Four go on trial following million-dollar collapse of finance companies
Four businessmen have gone on trial charged with a raft of Financial Markets Authority charges in relation to two finance companies that collapsed, owing investors more than $17 million.
Paul Bublitz and his co-defendants Richard Blackwood, Bruce McKay and Lance Morrison have denied charges of theft by a person in a special relationship, making false statements to a trustee, and false statements by a promoter.
Co-accused Peter Chevin was also charged and on Monday morning pleaded guilty to 10 charges of theft by person in a special relationship. He will be sentenced in September.
Two companies associated with the defendants, Mutual Finance and Viaduct Capital, collapsed in 2010 owing investors $9.3 million and $7.8m respectively.
READ MORE: Charged man found dead
The judge-alone trial began in the High Court at Auckland on Monday.
Crown prosecutor David Johnstone told Justice Mark Woolford that "the essence" of the Crown case was that Bublitz acquired and used the two finance companies to support his various property investments, and was assisted by his co-accused.
"In the course of Mr Bublitz's conduct, the Crown submits that the defendants deliberately misled investors and potential investors by failing to disclose a series of related party transactions," Johnstone said.
Bublitz, a former property developer, was described as being left "asset rich but cash poor" following the fallout of the Global Financial Crises in 2007.
His property assets were held in two groups, Hunter Capital and Hunter Property, which had various projects across Auckland including a development at Silverdale, north of Auckland.
In 2008 the Crown began underwriting or guaranteeing finance companies to encourage Kiwi investment, and the Crown claims Bublitz took advantage of that by setting up a shell finance company to prop up an ailing Hunter Capital.
Johnstone described Bublitz using experienced property development businessman Nick Wevers as a "puppet" to purchase an existing Christchurch finance company called Priority, which they later renamed Viaduct Capital.
Wevers was also charged with offences but died in 2014.
The Crown argues Bublitz held significant control over Viaduct, although his name did not appear in documents as a listed director.
Instead Wevers was named a director of that company, but Johnstone argued that beneath the surface, Hunter Capital controlled Viaduct and generated money to pay off its loans.
The Crown alleges that also involved in the scheme were chartered accountant Bruce McKay, who worked for Bublitz before becoming a Viaduct director in 2009; Richard Blackwood, an experienced businessman with accounting experience and who also later become a Viaduct director; and Lance Morrison, a chartered accountant for Bublitz who managed financial affairs for Hunter Capital and who later became a director of Mutual Finance.
On Monday morning a memorandum was produced between Bublitz, Peter Chevin and McKay, who had a meeting at Bublitz's Pauanui holiday home in 2009.
Minutes were later compiled of that meeting which the Crown said was essentially a "blueprint" for their plan to enrich cash-poor Hunter Capital.
"There is simply no wriggle room to pay creditors.
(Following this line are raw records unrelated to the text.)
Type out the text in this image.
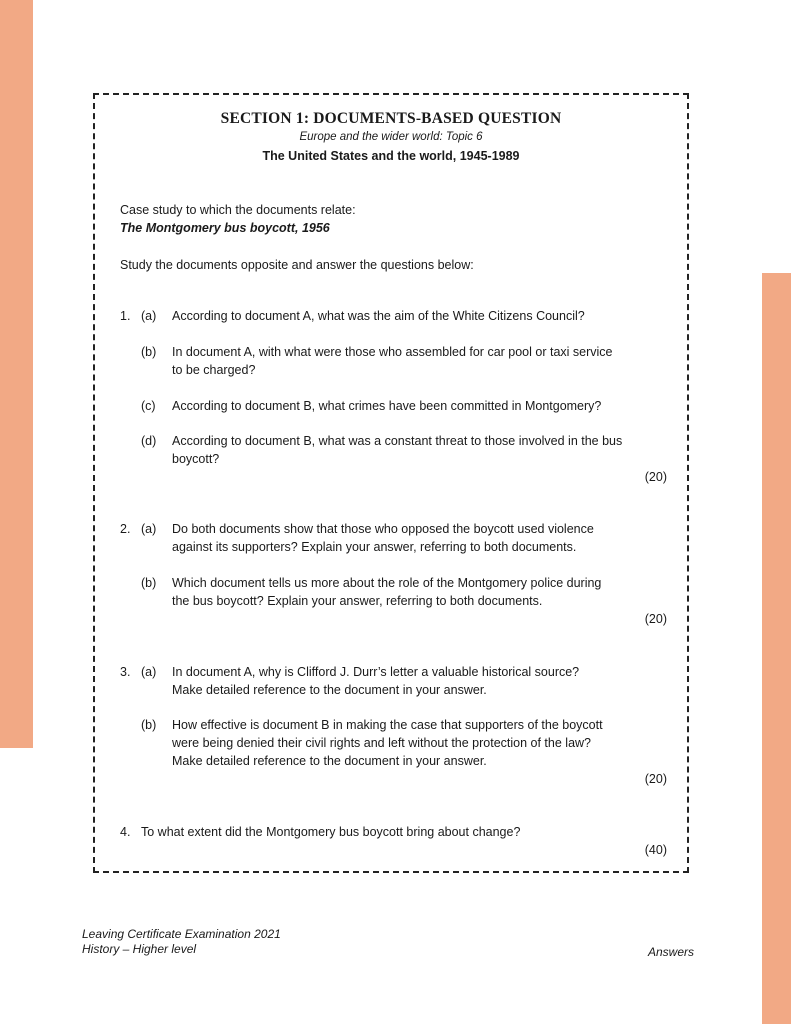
SECTION 1: DOCUMENTS-BASED QUESTION
Europe and the wider world: Topic 6
The United States and the world, 1945-1989
Case study to which the documents relate:
The Montgomery bus boycott, 1956
Study the documents opposite and answer the questions below:
1. (a) According to document A, what was the aim of the White Citizens Council?
(b) In document A, with what were those who assembled for car pool or taxi service
to be charged?
(c) According to document B, what crimes have been committed in Montgomery?
(d) According to document B, what was a constant threat to those involved in the bus
boycott?
(20)
2. (a) Do both documents show that those who opposed the boycott used violence
against its supporters? Explain your answer, referring to both documents.
(b) Which document tells us more about the role of the Montgomery police during
the bus boycott? Explain your answer, referring to both documents.
(20)
3. (a) In document A, why is Clifford J. Durr’s letter a valuable historical source?
Make detailed reference to the document in your answer.
(b) How effective is document B in making the case that supporters of the boycott
were being denied their civil rights and left without the protection of the law?
Make detailed reference to the document in your answer.
(20)
4. To what extent did the Montgomery bus boycott bring about change?
(40)
Leaving Certificate Examination 2021
History – Higher level	Answers
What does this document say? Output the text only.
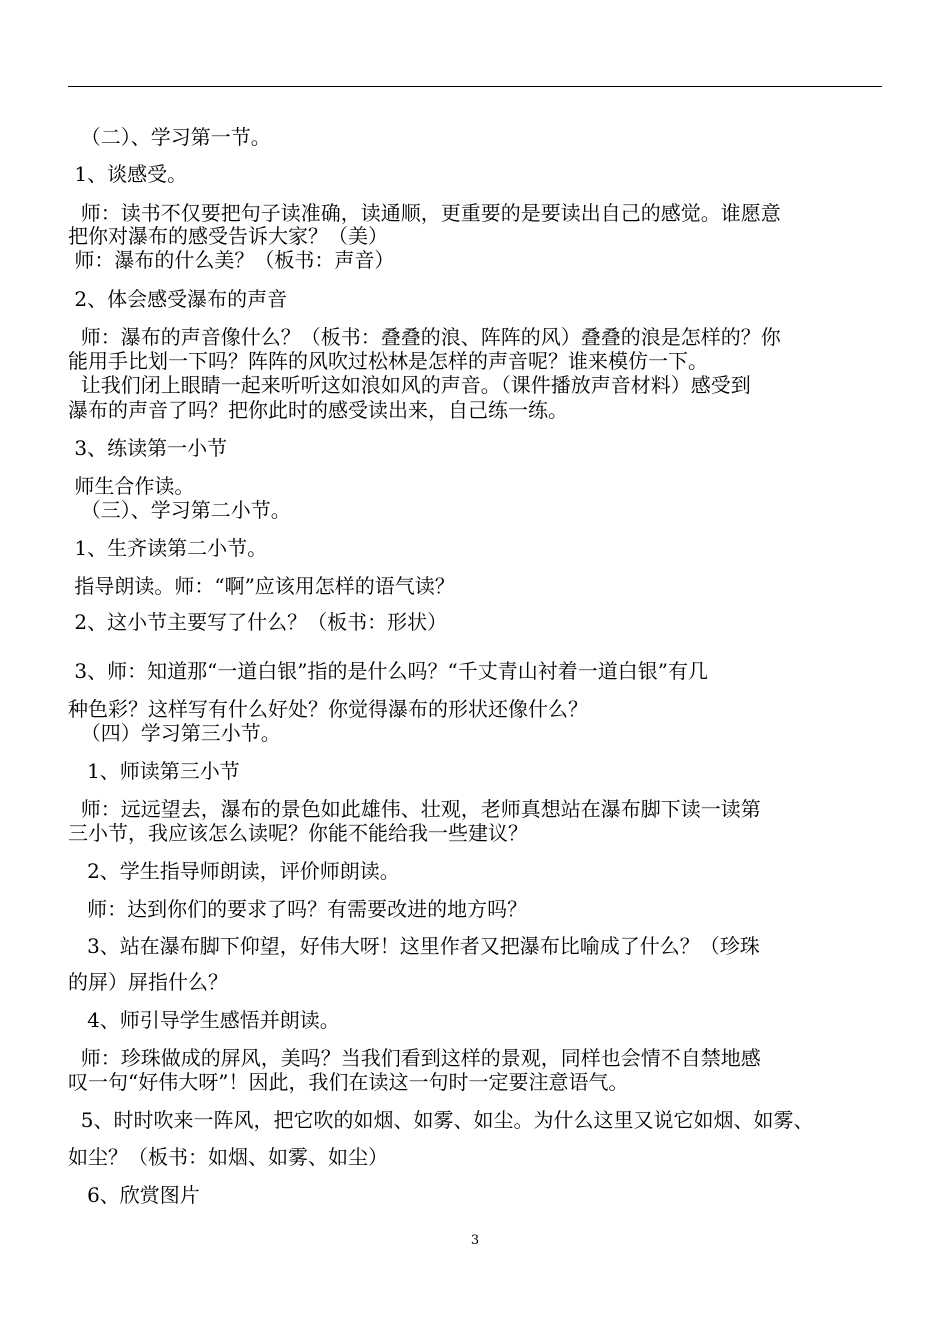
（二）、学习第一节。
1、谈感受。
师：读书不仅要把句子读准确，读通顺，更重要的是要读出自己的感觉。谁愿意
把你对瀑布的感受告诉大家？（美）
师：瀑布的什么美？（板书：声音）
2、体会感受瀑布的声音
师：瀑布的声音像什么？（板书：叠叠的浪、阵阵的风）叠叠的浪是怎样的？你
能用手比划一下吗？阵阵的风吹过松林是怎样的声音呢？谁来模仿一下。
让我们闭上眼睛一起来听听这如浪如风的声音。（课件播放声音材料）感受到
瀑布的声音了吗？把你此时的感受读出来，自己练一练。
3、练读第一小节
师生合作读。
（三）、学习第二小节。
1、生齐读第二小节。
指导朗读。师：“啊”应该用怎样的语气读？
2、这小节主要写了什么？（板书：形状）
3、师：知道那“一道白银”指的是什么吗？“千丈青山衬着一道白银”有几
种色彩？这样写有什么好处？你觉得瀑布的形状还像什么？
（四）学习第三小节。
1、师读第三小节
师：远远望去，瀑布的景色如此雄伟、壮观，老师真想站在瀑布脚下读一读第
三小节，我应该怎么读呢？你能不能给我一些建议？
2、学生指导师朗读，评价师朗读。
师：达到你们的要求了吗？有需要改进的地方吗？
3、站在瀑布脚下仰望，好伟大呀！这里作者又把瀑布比喻成了什么？（珍珠
的屏）屏指什么？
4、师引导学生感悟并朗读。
师：珍珠做成的屏风，美吗？当我们看到这样的景观，同样也会情不自禁地感
叹一句“好伟大呀”！因此，我们在读这一句时一定要注意语气。
5、时时吹来一阵风，把它吹的如烟、如雾、如尘。为什么这里又说它如烟、如雾、
如尘？（板书：如烟、如雾、如尘）
6、欣赏图片
3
Mortgages paid until end of January," the document read.
It outlined a plan to acquire a finance company and other documents provided by the Crown showed the issue of related party issues "loomed large in their conscience", Johnstone said.
"Throughout the next year or so the company operated largely in accordance with blueprint," Johnstone said.
In April 2009 Viaduct came under investigation after Treasury became concerned that the "true beneficiary" of the company, and the Crown guarantee, was Hunter Capital.
Accountancy firm PwC investigated and as a result of that investigation the Crown withdrew its guarantee for Viaduct, Johnstone said.
Another memorandum between Wevers and Bublitz revealed that Wevers was concerned about the way things were operating, Johnstone said.
"Paul, I have formed the opinion that we have to take some drastic actions immediately," Wevers wrote.
The document went on to say that Wevers could not sign company prospectuses because it would breach a trust deed.
"The Crown argument is not undermined by Mr Wever's apparent concern by the need for the trust deed not to be breached," Johnstone said.
He said Wevers was simply motivated by the risk of having a forced sale, rather than a breach of terms of related party lending, which Johnstone said the men had taken steps to conceal.
That email also showed that Wevers appeared to be deferring to Bublitz for direction, Johnstone said.
The trial is expected to last 12 weeks.